= FMX (broadcasting) =

Radio noise-reduction technology

FMX Logo

FMX is the name of a commercially unsuccessful noise reduction system developed in the 1980s for FM broadcasting in the United States.

FM stereo broadcasting is known to incur up to a 23 dB noise penalty over that of monophonic FM broadcasting; this is due to the combination of the triangular FM noise spectrum and the wider baseband bandwidth occupied by the stereo multiplex signal. Developed at the CBS Technology Center, FMX was intended to improve this characteristic for listeners in the fringe areas where the noise penalty would be worst. This improvement was achieved by adding an amplitude-compressed version of the L−R (left-minus-right, or difference) signal modulated in quadrature with the stereo subcarrier, using a version of the CX noise-reduction system originally developed at CBS for LP records.

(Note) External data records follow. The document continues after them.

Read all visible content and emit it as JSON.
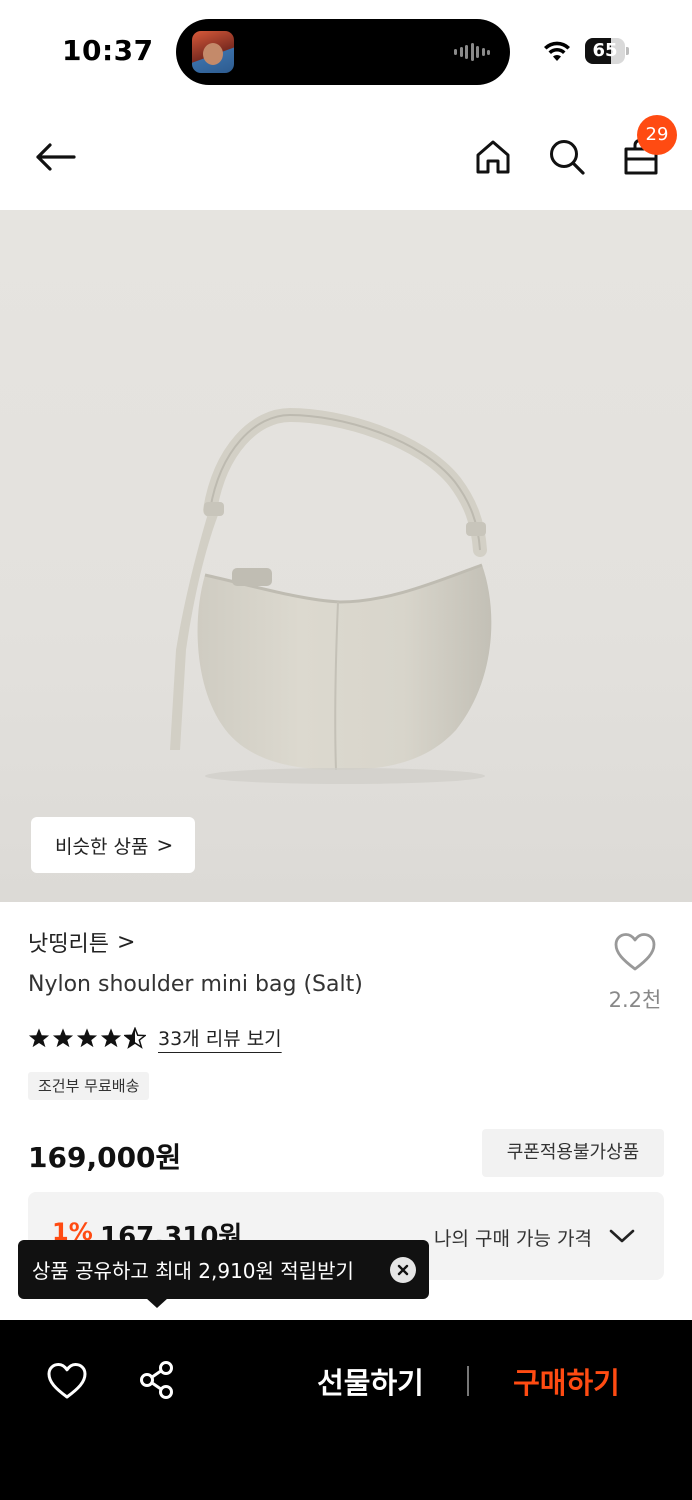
{
  "status_bar": {
    "time": "10:37",
    "battery": "65",
    "battery_level_percent": 65,
    "icons": [
      "wifi-icon",
      "battery-icon",
      "audio-wave-icon"
    ]
  },
  "top_nav": {
    "icons": [
      "back-arrow-icon",
      "home-icon",
      "search-icon",
      "shopping-bag-icon"
    ],
    "cart_count": "29"
  },
  "product_image": {
    "similar_button_label": "비슷한 상품",
    "similar_button_chevron": ">"
  },
  "product": {
    "brand": "낫띵리튼",
    "brand_chevron": ">",
    "name": "Nylon shoulder mini bag (Salt)",
    "like_count": "2.2천",
    "rating_stars": 4.5,
    "review_link": "33개 리뷰 보기",
    "shipping_tag": "조건부 무료배송",
    "price": "169,000원",
    "coupon_tag": "쿠폰적용불가상품"
  },
  "member_price": {
    "discount": "1%",
    "price": "167,310원",
    "label": "나의 구매 가능 가격"
  },
  "tooltip": {
    "text": "상품 공유하고 최대 2,910원 적립받기",
    "close_icon": "close-icon"
  },
  "bottom_bar": {
    "gift_label": "선물하기",
    "buy_label": "구매하기",
    "icons": [
      "heart-icon",
      "share-icon"
    ]
  },
  "colors": {
    "accent": "#ff4b12",
    "bottom_bar_bg": "#000000",
    "image_bg": "#e4e2de"
  }
}
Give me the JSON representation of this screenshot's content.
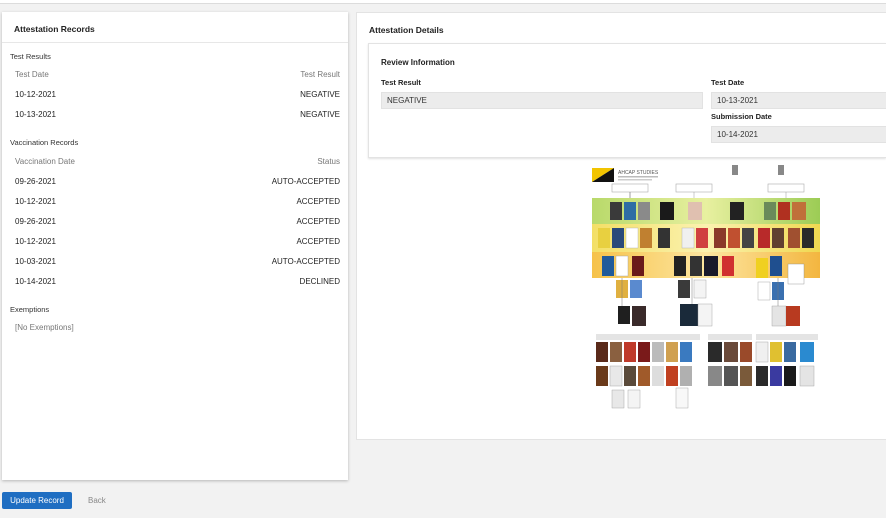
{
  "left_panel": {
    "title": "Attestation Records",
    "test_results": {
      "label": "Test Results",
      "col_date": "Test Date",
      "col_result": "Test Result",
      "rows": [
        {
          "date": "10-12-2021",
          "result": "NEGATIVE"
        },
        {
          "date": "10-13-2021",
          "result": "NEGATIVE"
        }
      ]
    },
    "vaccination_records": {
      "label": "Vaccination Records",
      "col_date": "Vaccination Date",
      "col_status": "Status",
      "rows": [
        {
          "date": "09-26-2021",
          "status": "AUTO-ACCEPTED"
        },
        {
          "date": "10-12-2021",
          "status": "ACCEPTED"
        },
        {
          "date": "09-26-2021",
          "status": "ACCEPTED"
        },
        {
          "date": "10-12-2021",
          "status": "ACCEPTED"
        },
        {
          "date": "10-03-2021",
          "status": "AUTO-ACCEPTED"
        },
        {
          "date": "10-14-2021",
          "status": "DECLINED"
        }
      ]
    },
    "exemptions": {
      "label": "Exemptions",
      "empty_text": "[No Exemptions]"
    }
  },
  "right_panel": {
    "title": "Attestation Details",
    "review": {
      "title": "Review Information",
      "test_result_label": "Test Result",
      "test_result_value": "NEGATIVE",
      "test_date_label": "Test Date",
      "test_date_value": "10-13-2021",
      "submission_date_label": "Submission Date",
      "submission_date_value": "10-14-2021"
    },
    "image": {
      "header_text": "AHCAP STUDIES"
    }
  },
  "actions": {
    "update_label": "Update Record",
    "back_label": "Back"
  },
  "colors": {
    "primary_button": "#1f6ec2",
    "image_accent": "#f2c400"
  }
}
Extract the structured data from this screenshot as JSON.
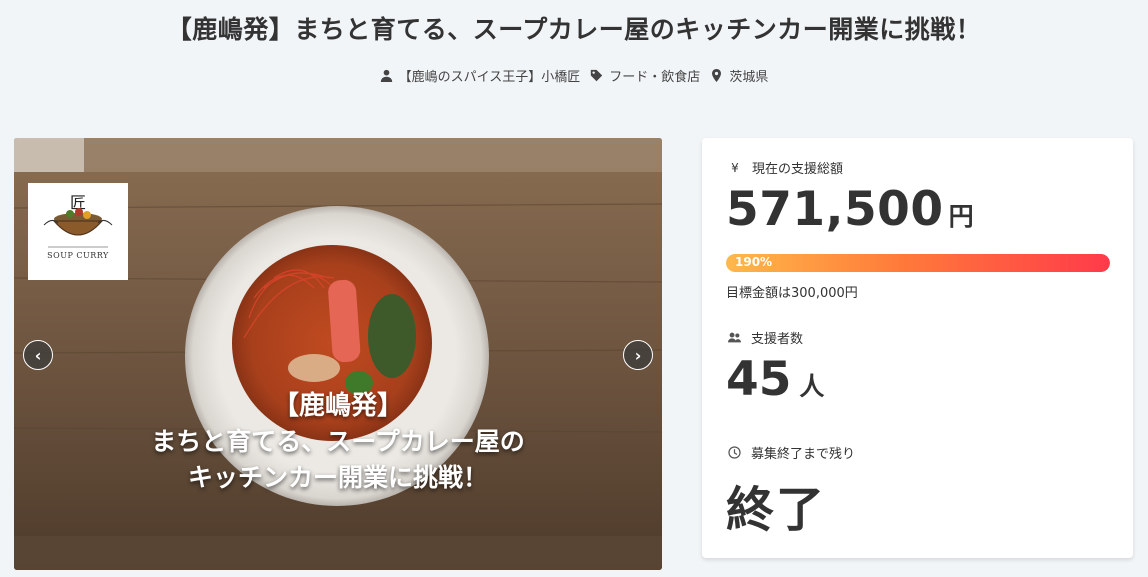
{
  "project": {
    "title": "【鹿嶋発】まちと育てる、スープカレー屋のキッチンカー開業に挑戦！",
    "owner": "【鹿嶋のスパイス王子】小橋匠",
    "category": "フード・飲食店",
    "location": "茨城県"
  },
  "hero": {
    "logo_kanji": "匠",
    "logo_text": "SOUP CURRY",
    "caption_line1": "【鹿嶋発】",
    "caption_line2": "まちと育てる、スープカレー屋の",
    "caption_line3": "キッチンカー開業に挑戦！",
    "prev_label": "‹",
    "next_label": "›"
  },
  "stats": {
    "funding_label": "現在の支援総額",
    "funding_amount": "571,500",
    "funding_unit": "円",
    "progress_text": "190%",
    "progress_percent": 190,
    "goal_text": "目標金額は300,000円",
    "backers_label": "支援者数",
    "backers_count": "45",
    "backers_unit": "人",
    "remaining_label": "募集終了まで残り",
    "remaining_value": "終了",
    "yen_icon_glyph": "¥"
  },
  "colors": {
    "background": "#f2f5f8",
    "progress_start": "#ffb84a",
    "progress_end": "#ff3a4a"
  }
}
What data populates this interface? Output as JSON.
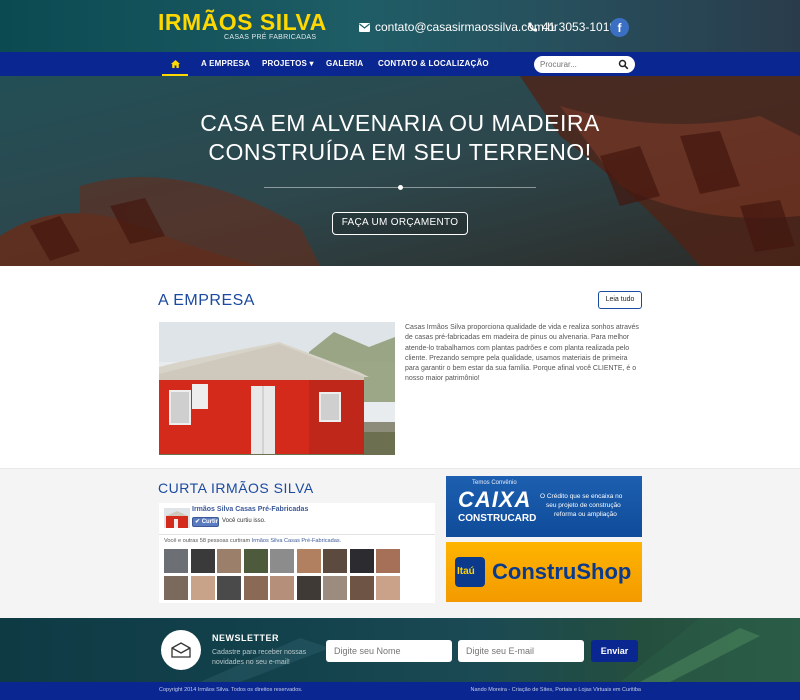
{
  "header": {
    "logo_main": "IRMÃOS SILVA",
    "logo_sub": "CASAS PRÉ FABRICADAS",
    "email": "contato@casasirmaossilva.com.br",
    "phone": "41 3053-1019",
    "facebook_icon": "f"
  },
  "nav": {
    "home_icon": "home-icon",
    "items": [
      {
        "label": "A EMPRESA"
      },
      {
        "label": "PROJETOS ▾"
      },
      {
        "label": "GALERIA"
      },
      {
        "label": "CONTATO & LOCALIZAÇÃO"
      }
    ],
    "search_placeholder": "Procurar..."
  },
  "hero": {
    "title_line1": "CASA EM ALVENARIA OU MADEIRA",
    "title_line2": "CONSTRUÍDA EM SEU TERRENO!",
    "button": "FAÇA UM ORÇAMENTO"
  },
  "empresa": {
    "title": "A EMPRESA",
    "read_more": "Leia tudo",
    "text": "Casas Irmãos Silva proporciona qualidade de vida e realiza sonhos através de casas pré-fabricadas em madeira de pinus ou alvenaria. Para melhor atende-lo trabalhamos com plantas padrões e com planta realizada pelo cliente. Prezando sempre pela qualidade, usamos materiais de primeira para garantir o bem estar da sua família. Porque afinal você CLIENTE, é o nosso maior patrimônio!"
  },
  "curta": {
    "title": "CURTA IRMÃOS SILVA",
    "page_name": "Irmãos Silva Casas Pré-Fabricadas",
    "like_button": "Curtir",
    "like_text": "Você curtiu isso.",
    "people_prefix": "Você e outras 58 pessoas curtiram ",
    "people_link": "Irmãos Silva Casas Pré-Fabricadas."
  },
  "ads": {
    "caixa_top": "Temos Convênio",
    "caixa_brand": "CAIXA",
    "caixa_product": "CONSTRUCARD",
    "caixa_text1": "O Crédito que se encaixa no",
    "caixa_text2": "seu projeto de construção",
    "caixa_text3": "reforma ou ampliação",
    "itau_logo": "Itaú",
    "itau_text": "ConstruShop"
  },
  "newsletter": {
    "title": "NEWSLETTER",
    "subtitle": "Cadastre para receber nossas novidades no seu e-mail!",
    "name_placeholder": "Digite seu Nome",
    "email_placeholder": "Digite seu E-mail",
    "button": "Enviar"
  },
  "footer": {
    "left": "Copyright 2014 Irmãos Silva. Todos os direitos reservados.",
    "right": "Nando Moreira - Criação de Sites, Portais e Lojas Virtuais em Curitiba"
  },
  "colors": {
    "nav_blue": "#0a2690",
    "logo_yellow": "#ffd800",
    "section_blue": "#1b4aa0",
    "caixa_blue": "#0f4c9a",
    "itau_orange": "#f39a00"
  }
}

Upon his accession as Chairman of CBS, Laurence Tisch closed the CBS labs in 1986, whereupon the FMX intellectual property was spun off to an investment group, under the name Broadcast Technology Partners (BTP).

With about 50 stations using the technology and perhaps another 50 committed, a controversy emerged in 1989 when MIT professor and Bose Corporation CEO Amar Bose and Bose engineer William Short released a critical study, finding the system to have the potential to "seriously degrade the quality of stereo reception whether received by FMX equipment or not." According to the study, the heavy compression of the L−R audio caused interference in receivers under multipath conditions. A BTP spokesman rebutted the finding, saying that the Bose analysis exaggerated a "worst-case scenario", and actually employed "flawed mathematics" to attempt to prove its point. Perhaps not coincidentally, a patent application filed earlier by Bose disclosed an invention whose implementation was incompatible with the adoption of FMX, while another – filed by Bose and Short around the time of the release of the critical study – sought to improve the performance of FMX under multipath conditions.

Despite industrial supporters in both the broadcast and consumer electronics industries, the system never achieved critical mass, and faded into obscurity. However, numerous related patents have since been applied for or granted, referencing the original FMX patents.